Los flujos de crédito alimentaron la demanda y distorsionaron la economía española. En la época de auge, el crédito y el precio de la vivienda crecieron tres veces más deprisa en España que en Estados Unidos. España estaba construyendo más vivienda que todo el resto de Europa. Como es natural, ese aumento de la actividad creó una gran demanda de importaciones y un inmenso déficit comercial. Era inevitable que, al estallar la burbuja, los efectos fueran devastadores.

Los mayores bancos españoles se las arreglaron relativamente bien, pero, cuando los precios inmobiliarios empezaron a caer, las cajas de ahorros se convirtieron en una bomba de relojería. Su crisis definitiva coincidió con el capítulo final de la crisis de la eurozona, en 2012, pero esa demora es engañosa. El golpe original que sufrió la economía española fue el estallido de la burbuja inmobiliaria en 2007-2008. Durante la crisis, el desempleo creció en el país del 8% al 26%: la mitad de ese desastre se produjo en 2008 y 2009, antes de que comenzara la crisis de los mercados de deuda europeos. No se debió a la estructura ni a las políticas de la eurozona, sino a la implosión de la burbuja crediticia en el Atlántico Norte.

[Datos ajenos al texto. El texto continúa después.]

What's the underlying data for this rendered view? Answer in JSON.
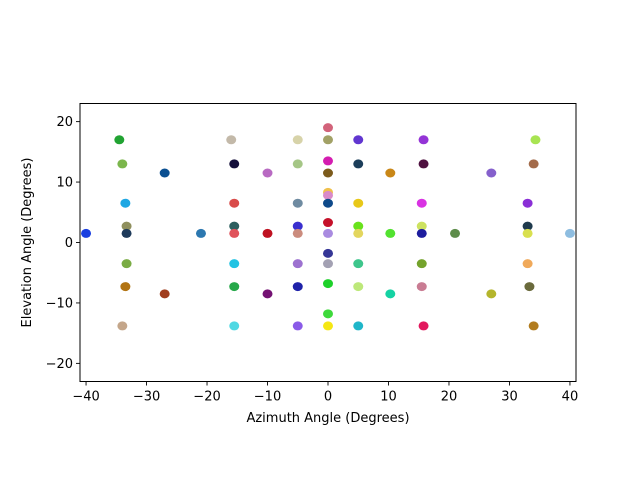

¿Se habría podido hacer algo más para moderar la expansión antes de 2008? Quizá. Pero el resto de la eurozona no tenía el mismo crecimiento, de modo que el BCE no podía justificar una subida de los tipos. Dentro de España, hubo pocas llamadas a la contención, porque la expansión hace que los balances queden bien. En 2007, las finanzas públicas españolas parecían estar mejor que las alemanas.

El crecimiento no se reguló en ninguna economía de Occidente, no solo en Europa. Lo que fue específico de Europa, y de consecuencias devastadoras, fue la reacción ante la crisis. Esta diferencia no se notó de inmediato. Es cierto que Berlín se negó a considerar la posibilidad de una solución colectiva europea ya en octubre de 2008. Pero, con el tiempo, las políticas nacionales empezaron a coordinarse y el BCE respondió con rapidez a los problemas de financiación bancaria. En 2008-2009, la política fiscal expansiva ayudó a estabilizar la situación y los créditos generosos del BCE permitieron que los bancos compraran deuda soberana. Así comenzó una vaga recuperación. Un año después de Lehman fue cuando empezaron a notarse las discrepancias entre un lado y otro del Atlántico, cuando quedó claro que la eurozona no tenía respuesta para la crisis de la deuda soberana en la pequeña Grecia. Y entonces empezó a revelar su otra cara el mito de Lehman. Dejó de ser simplemente el símbolo de una debacle estadounidense para convertirse en el símbolo de un fracaso político. Se había permitido que el banco quebrara. No se le había rescatado. Esa fue la lección que se aplicó a Grecia a partir de la primavera de 2010: en vez de buscar soluciones fundamentales mediante la reestructuración de la deuda, prefirieron continuar con una estrategia de “extender y hacer como si”, acompañada de una desastrosa política de austeridad. El objetivo era evitar a toda costa otro Lehman. Para España, más golpeada por la crisis inmobiliaria que cualquier otro Estado excepto Irlanda, fue una mezcla catastrófica.

Los fracasos de la política europea a partir de 2010, desde luego, merecen su propia historia. Son un episodio profundamente doloroso y polarizador, que dejó en evidencia dónde está el poder en Europa. Pero todo eso no debe eclipsar la historia del auge y el colapso anteriores. Lehman puede ser un símbolo de esa crisis, pero solo si recordamos que no fue un suceso exclusivo de Estados Unidos, sino del Atlántico Norte.

Adam Tooze es historiador. Crash, su último libro, acaba de ser publicado en Crítica.Traducción de María Luisa Rodríguez Tapia.